Wo seht ihr euer Dorf in zehn Jahren? Welche Weichen müssen gestellt werden? Welche Ideen habt ihr? Gerd Brüls ist Experte, wenn es um das Thema „Dorfentwicklung“ in Ostbelgien geht. Und er kommt vorbei, wenn ein Dorf seine Hilfe braucht. Der 41-jährige Sozialpädagoge ist seit neun Jahren für die Ländlichen Gilden als Bezirksleiter tätig. Nicht selten ist er neben seiner eigentlichen Funktion als Bildungsreferent auch Motivator, Ideengeber und Schlichter. Sein Credo: Anpacken, nicht nörgeln. „Wenn sich die Bewohner eines Dorfes zusammentun und auf den Weg machen, ist schon viel erreicht“, erklärt Brüls. Er selbst ist im südlichen Teil Ostbelgiens aufgewachsen und nach seinem Studium in Köln und ersten Tätigkeiten in Schleswig-Holstein wieder zurückgekehrt in die Heimat. Mit seiner Familie lebt er nun in Lontzen.

Einsatz fürs Dorf

Die „Ländlichen Gilden – Verein für Bildung, Dorf und Land VoG“ mit Sitz in St. Vith ist aus dem belgischen Bauernbund hervorgegangen und hat sich zu einer anerkannten Erwachsenenbildungsorganisation in Ostbelgien entwickelt. Dessen Bildungsprogramm steht allen Menschen in Ostbelgien offen – auch im Bereich „Dorfentwicklung“. Hierbei sollen Menschen, die im ländlichen Raum leben, dazu befähigt werden, den Lebensbereich „Dorf“ aktiv mitzugestalten und diesen zukunftsfähig zu machen. „Das kostet oft wenig oder gar kein Geld, sondern lediglich Einsatz. Alt und Jung können sich gleichermaßen einbringen“, so Brüls. Der Startschuss fiel mit dem sogenannten Dorfentwicklungspreis, den die Ländlichen Gilden seit dem Jahr 2005 Jahr für Jahr begleiten. So sind bereits Workshops zur Erhaltung des Dialekts entstanden, alte Fußwege reaktiviert worden, Schautafeln zur Geschichte eines Dorfes erstellt worden und alte Wegekreuze oder Viehtränken wieder instandgesetzt worden.

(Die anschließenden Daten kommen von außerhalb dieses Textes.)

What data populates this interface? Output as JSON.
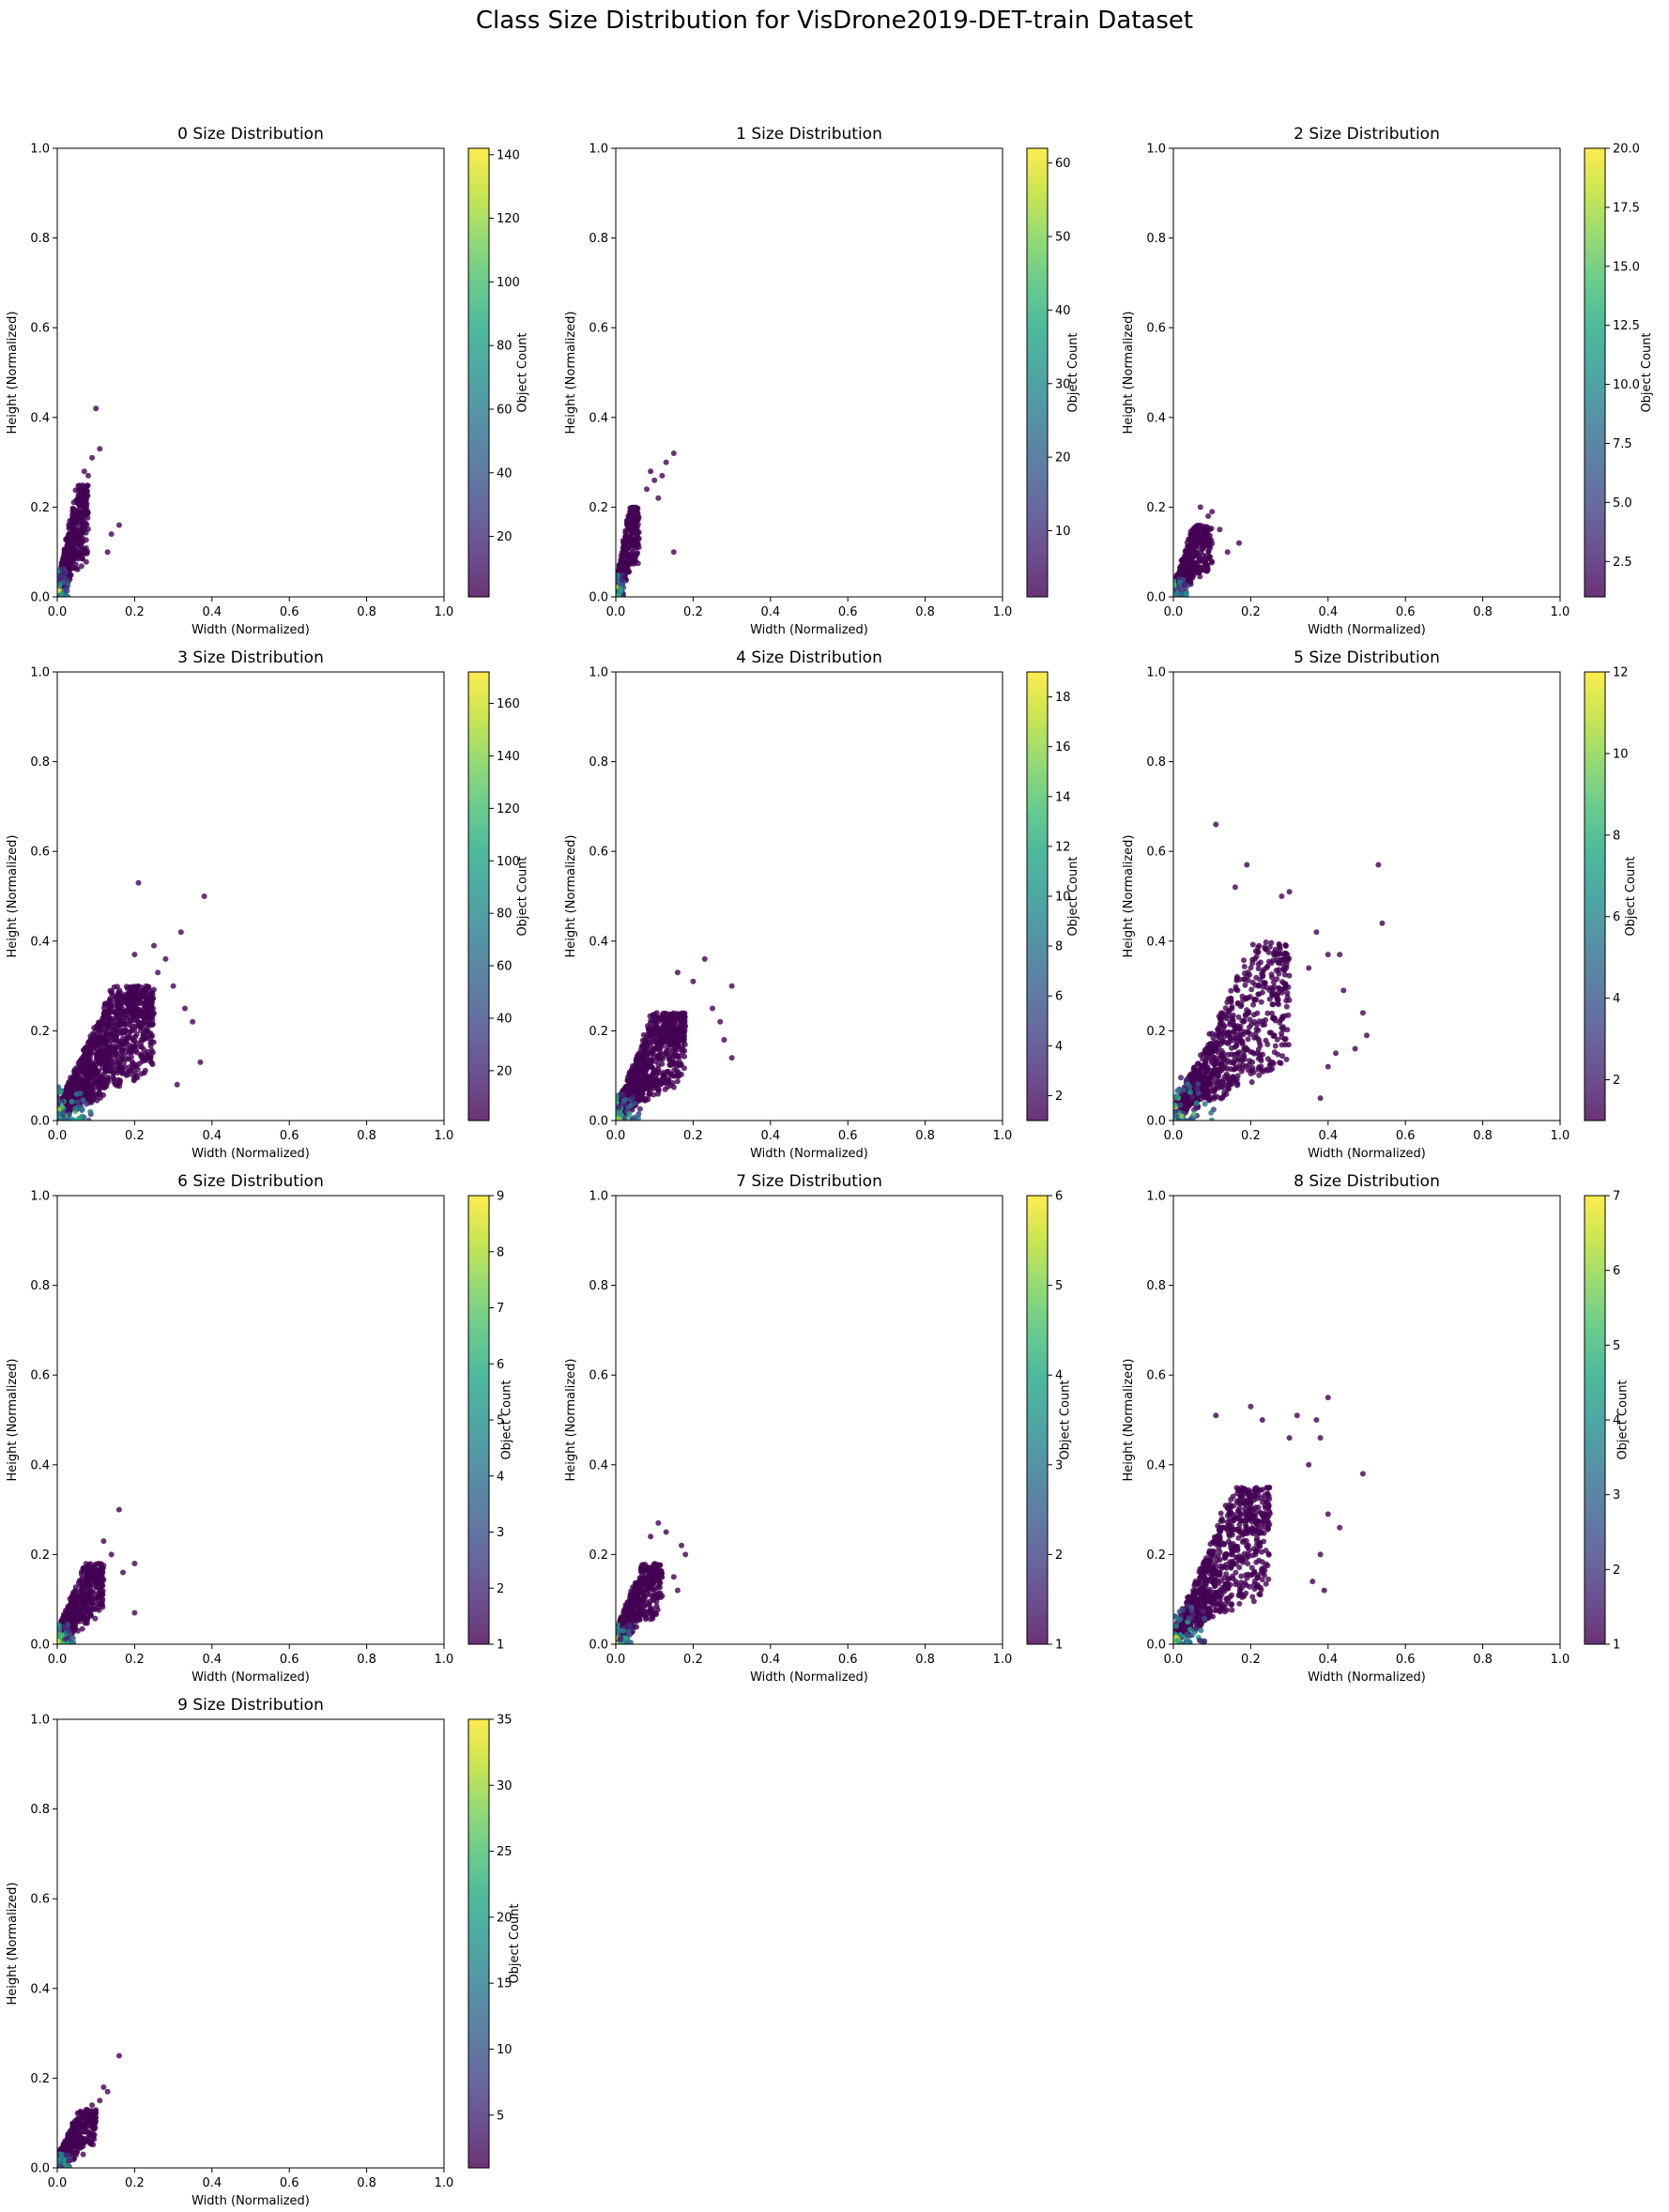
{
  "figure": {
    "title": "Class Size Distribution for VisDrone2019-DET-train Dataset"
  },
  "chart_data": [
    {
      "type": "scatter",
      "title": "0 Size Distribution",
      "xlabel": "Width (Normalized)",
      "ylabel": "Height (Normalized)",
      "xlim": [
        0,
        1
      ],
      "ylim": [
        0,
        1
      ],
      "xticks": [
        "0.0",
        "0.2",
        "0.4",
        "0.6",
        "0.8",
        "1.0"
      ],
      "yticks": [
        "0.0",
        "0.2",
        "0.4",
        "0.6",
        "0.8",
        "1.0"
      ],
      "colorbar": {
        "label": "Object Count",
        "min": 1,
        "max": 142,
        "ticks": [
          "20",
          "40",
          "60",
          "80",
          "100",
          "120",
          "140"
        ]
      },
      "cluster": {
        "wmax": 0.08,
        "hmax": 0.25,
        "slope": 2.8,
        "n": 650
      },
      "outliers": [
        [
          0.1,
          0.42
        ],
        [
          0.11,
          0.33
        ],
        [
          0.09,
          0.31
        ],
        [
          0.16,
          0.16
        ],
        [
          0.14,
          0.14
        ],
        [
          0.13,
          0.1
        ],
        [
          0.08,
          0.27
        ],
        [
          0.07,
          0.28
        ]
      ]
    },
    {
      "type": "scatter",
      "title": "1 Size Distribution",
      "xlabel": "Width (Normalized)",
      "ylabel": "Height (Normalized)",
      "xlim": [
        0,
        1
      ],
      "ylim": [
        0,
        1
      ],
      "xticks": [
        "0.0",
        "0.2",
        "0.4",
        "0.6",
        "0.8",
        "1.0"
      ],
      "yticks": [
        "0.0",
        "0.2",
        "0.4",
        "0.6",
        "0.8",
        "1.0"
      ],
      "colorbar": {
        "label": "Object Count",
        "min": 1,
        "max": 62,
        "ticks": [
          "10",
          "20",
          "30",
          "40",
          "50",
          "60"
        ]
      },
      "cluster": {
        "wmax": 0.06,
        "hmax": 0.2,
        "slope": 3.2,
        "n": 420
      },
      "outliers": [
        [
          0.15,
          0.32
        ],
        [
          0.13,
          0.3
        ],
        [
          0.12,
          0.27
        ],
        [
          0.1,
          0.26
        ],
        [
          0.09,
          0.28
        ],
        [
          0.15,
          0.1
        ],
        [
          0.11,
          0.22
        ],
        [
          0.08,
          0.24
        ]
      ]
    },
    {
      "type": "scatter",
      "title": "2 Size Distribution",
      "xlabel": "Width (Normalized)",
      "ylabel": "Height (Normalized)",
      "xlim": [
        0,
        1
      ],
      "ylim": [
        0,
        1
      ],
      "xticks": [
        "0.0",
        "0.2",
        "0.4",
        "0.6",
        "0.8",
        "1.0"
      ],
      "yticks": [
        "0.0",
        "0.2",
        "0.4",
        "0.6",
        "0.8",
        "1.0"
      ],
      "colorbar": {
        "label": "Object Count",
        "min": 1,
        "max": 20,
        "ticks": [
          "2.5",
          "5.0",
          "7.5",
          "10.0",
          "12.5",
          "15.0",
          "17.5",
          "20.0"
        ]
      },
      "cluster": {
        "wmax": 0.1,
        "hmax": 0.16,
        "slope": 1.6,
        "n": 520
      },
      "outliers": [
        [
          0.17,
          0.12
        ],
        [
          0.1,
          0.19
        ],
        [
          0.07,
          0.2
        ],
        [
          0.14,
          0.1
        ],
        [
          0.12,
          0.15
        ],
        [
          0.09,
          0.18
        ]
      ]
    },
    {
      "type": "scatter",
      "title": "3 Size Distribution",
      "xlabel": "Width (Normalized)",
      "ylabel": "Height (Normalized)",
      "xlim": [
        0,
        1
      ],
      "ylim": [
        0,
        1
      ],
      "xticks": [
        "0.0",
        "0.2",
        "0.4",
        "0.6",
        "0.8",
        "1.0"
      ],
      "yticks": [
        "0.0",
        "0.2",
        "0.4",
        "0.6",
        "0.8",
        "1.0"
      ],
      "colorbar": {
        "label": "Object Count",
        "min": 1,
        "max": 172,
        "ticks": [
          "20",
          "40",
          "60",
          "80",
          "100",
          "120",
          "140",
          "160"
        ]
      },
      "cluster": {
        "wmax": 0.25,
        "hmax": 0.3,
        "slope": 1.2,
        "n": 1600
      },
      "outliers": [
        [
          0.21,
          0.53
        ],
        [
          0.38,
          0.5
        ],
        [
          0.32,
          0.42
        ],
        [
          0.25,
          0.39
        ],
        [
          0.28,
          0.36
        ],
        [
          0.35,
          0.22
        ],
        [
          0.37,
          0.13
        ],
        [
          0.3,
          0.3
        ],
        [
          0.33,
          0.25
        ],
        [
          0.26,
          0.33
        ],
        [
          0.2,
          0.37
        ],
        [
          0.31,
          0.08
        ]
      ]
    },
    {
      "type": "scatter",
      "title": "4 Size Distribution",
      "xlabel": "Width (Normalized)",
      "ylabel": "Height (Normalized)",
      "xlim": [
        0,
        1
      ],
      "ylim": [
        0,
        1
      ],
      "xticks": [
        "0.0",
        "0.2",
        "0.4",
        "0.6",
        "0.8",
        "1.0"
      ],
      "yticks": [
        "0.0",
        "0.2",
        "0.4",
        "0.6",
        "0.8",
        "1.0"
      ],
      "colorbar": {
        "label": "Object Count",
        "min": 1,
        "max": 19,
        "ticks": [
          "2",
          "4",
          "6",
          "8",
          "10",
          "12",
          "14",
          "16",
          "18"
        ]
      },
      "cluster": {
        "wmax": 0.18,
        "hmax": 0.24,
        "slope": 1.4,
        "n": 1100
      },
      "outliers": [
        [
          0.23,
          0.36
        ],
        [
          0.3,
          0.3
        ],
        [
          0.28,
          0.18
        ],
        [
          0.3,
          0.14
        ],
        [
          0.25,
          0.25
        ],
        [
          0.2,
          0.31
        ],
        [
          0.16,
          0.33
        ],
        [
          0.27,
          0.22
        ]
      ]
    },
    {
      "type": "scatter",
      "title": "5 Size Distribution",
      "xlabel": "Width (Normalized)",
      "ylabel": "Height (Normalized)",
      "xlim": [
        0,
        1
      ],
      "ylim": [
        0,
        1
      ],
      "xticks": [
        "0.0",
        "0.2",
        "0.4",
        "0.6",
        "0.8",
        "1.0"
      ],
      "yticks": [
        "0.0",
        "0.2",
        "0.4",
        "0.6",
        "0.8",
        "1.0"
      ],
      "colorbar": {
        "label": "Object Count",
        "min": 1,
        "max": 12,
        "ticks": [
          "2",
          "4",
          "6",
          "8",
          "10",
          "12"
        ]
      },
      "cluster": {
        "wmax": 0.3,
        "hmax": 0.4,
        "slope": 1.1,
        "n": 1000
      },
      "outliers": [
        [
          0.11,
          0.66
        ],
        [
          0.53,
          0.57
        ],
        [
          0.54,
          0.44
        ],
        [
          0.19,
          0.57
        ],
        [
          0.3,
          0.51
        ],
        [
          0.28,
          0.5
        ],
        [
          0.16,
          0.52
        ],
        [
          0.4,
          0.37
        ],
        [
          0.43,
          0.37
        ],
        [
          0.44,
          0.29
        ],
        [
          0.49,
          0.24
        ],
        [
          0.5,
          0.19
        ],
        [
          0.47,
          0.16
        ],
        [
          0.42,
          0.15
        ],
        [
          0.4,
          0.12
        ],
        [
          0.38,
          0.05
        ],
        [
          0.35,
          0.34
        ],
        [
          0.37,
          0.42
        ]
      ]
    },
    {
      "type": "scatter",
      "title": "6 Size Distribution",
      "xlabel": "Width (Normalized)",
      "ylabel": "Height (Normalized)",
      "xlim": [
        0,
        1
      ],
      "ylim": [
        0,
        1
      ],
      "xticks": [
        "0.0",
        "0.2",
        "0.4",
        "0.6",
        "0.8",
        "1.0"
      ],
      "yticks": [
        "0.0",
        "0.2",
        "0.4",
        "0.6",
        "0.8",
        "1.0"
      ],
      "colorbar": {
        "label": "Object Count",
        "min": 1,
        "max": 9,
        "ticks": [
          "1",
          "2",
          "3",
          "4",
          "5",
          "6",
          "7",
          "8",
          "9"
        ]
      },
      "cluster": {
        "wmax": 0.12,
        "hmax": 0.18,
        "slope": 1.4,
        "n": 600
      },
      "outliers": [
        [
          0.16,
          0.3
        ],
        [
          0.2,
          0.18
        ],
        [
          0.2,
          0.07
        ],
        [
          0.12,
          0.23
        ],
        [
          0.17,
          0.16
        ],
        [
          0.14,
          0.2
        ]
      ]
    },
    {
      "type": "scatter",
      "title": "7 Size Distribution",
      "xlabel": "Width (Normalized)",
      "ylabel": "Height (Normalized)",
      "xlim": [
        0,
        1
      ],
      "ylim": [
        0,
        1
      ],
      "xticks": [
        "0.0",
        "0.2",
        "0.4",
        "0.6",
        "0.8",
        "1.0"
      ],
      "yticks": [
        "0.0",
        "0.2",
        "0.4",
        "0.6",
        "0.8",
        "1.0"
      ],
      "colorbar": {
        "label": "Object Count",
        "min": 1,
        "max": 6,
        "ticks": [
          "1",
          "2",
          "3",
          "4",
          "5",
          "6"
        ]
      },
      "cluster": {
        "wmax": 0.12,
        "hmax": 0.18,
        "slope": 1.5,
        "n": 600
      },
      "outliers": [
        [
          0.11,
          0.27
        ],
        [
          0.13,
          0.25
        ],
        [
          0.17,
          0.22
        ],
        [
          0.18,
          0.2
        ],
        [
          0.15,
          0.15
        ],
        [
          0.16,
          0.12
        ],
        [
          0.09,
          0.24
        ]
      ]
    },
    {
      "type": "scatter",
      "title": "8 Size Distribution",
      "xlabel": "Width (Normalized)",
      "ylabel": "Height (Normalized)",
      "xlim": [
        0,
        1
      ],
      "ylim": [
        0,
        1
      ],
      "xticks": [
        "0.0",
        "0.2",
        "0.4",
        "0.6",
        "0.8",
        "1.0"
      ],
      "yticks": [
        "0.0",
        "0.2",
        "0.4",
        "0.6",
        "0.8",
        "1.0"
      ],
      "colorbar": {
        "label": "Object Count",
        "min": 1,
        "max": 7,
        "ticks": [
          "1",
          "2",
          "3",
          "4",
          "5",
          "6",
          "7"
        ]
      },
      "cluster": {
        "wmax": 0.25,
        "hmax": 0.35,
        "slope": 1.3,
        "n": 1100
      },
      "outliers": [
        [
          0.4,
          0.55
        ],
        [
          0.2,
          0.53
        ],
        [
          0.11,
          0.51
        ],
        [
          0.32,
          0.51
        ],
        [
          0.37,
          0.5
        ],
        [
          0.3,
          0.46
        ],
        [
          0.38,
          0.46
        ],
        [
          0.49,
          0.38
        ],
        [
          0.4,
          0.29
        ],
        [
          0.43,
          0.26
        ],
        [
          0.38,
          0.2
        ],
        [
          0.36,
          0.14
        ],
        [
          0.39,
          0.12
        ],
        [
          0.35,
          0.4
        ],
        [
          0.23,
          0.5
        ]
      ]
    },
    {
      "type": "scatter",
      "title": "9 Size Distribution",
      "xlabel": "Width (Normalized)",
      "ylabel": "Height (Normalized)",
      "xlim": [
        0,
        1
      ],
      "ylim": [
        0,
        1
      ],
      "xticks": [
        "0.0",
        "0.2",
        "0.4",
        "0.6",
        "0.8",
        "1.0"
      ],
      "yticks": [
        "0.0",
        "0.2",
        "0.4",
        "0.6",
        "0.8",
        "1.0"
      ],
      "colorbar": {
        "label": "Object Count",
        "min": 1,
        "max": 35,
        "ticks": [
          "5",
          "10",
          "15",
          "20",
          "25",
          "30",
          "35"
        ]
      },
      "cluster": {
        "wmax": 0.1,
        "hmax": 0.13,
        "slope": 1.2,
        "n": 550
      },
      "outliers": [
        [
          0.16,
          0.25
        ],
        [
          0.12,
          0.18
        ],
        [
          0.13,
          0.17
        ],
        [
          0.11,
          0.15
        ],
        [
          0.09,
          0.14
        ]
      ]
    }
  ]
}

Digitalisierung in den Kinderschuhen

Mit rund 135 Dörfern ist Ostbelgien ländlich geprägt. Es gibt größere Dörfer, die über eine sehr gute Infrastruktur verfügen. Es gibt aber auch kleine Weiler mit unter 100 Einwohnern, wo es nicht einmal einen Dorfsaal gibt. Oft muss Gerd Brüls Themen ins Spiel bringen, an die viele noch gar nicht denken, die aber in Zukunft enorm wichtig sein werden. Zum Beispiel die Digitalisierung. „Hier stehen wir in Ostbelgien noch am Anfang“, so Brüls. „Wenn es nur drei Stunden pro Tag Strom geben würde, würde hier keiner ein Haus kaufen. Die Digitalisierung hat mittlerweile einen ähnlich hohen Stellenwert. 25 MB/sek reichen da aber nicht aus“, bemängelt Brüls. Demgegenüber stehen die vielen Vorzüge der Region.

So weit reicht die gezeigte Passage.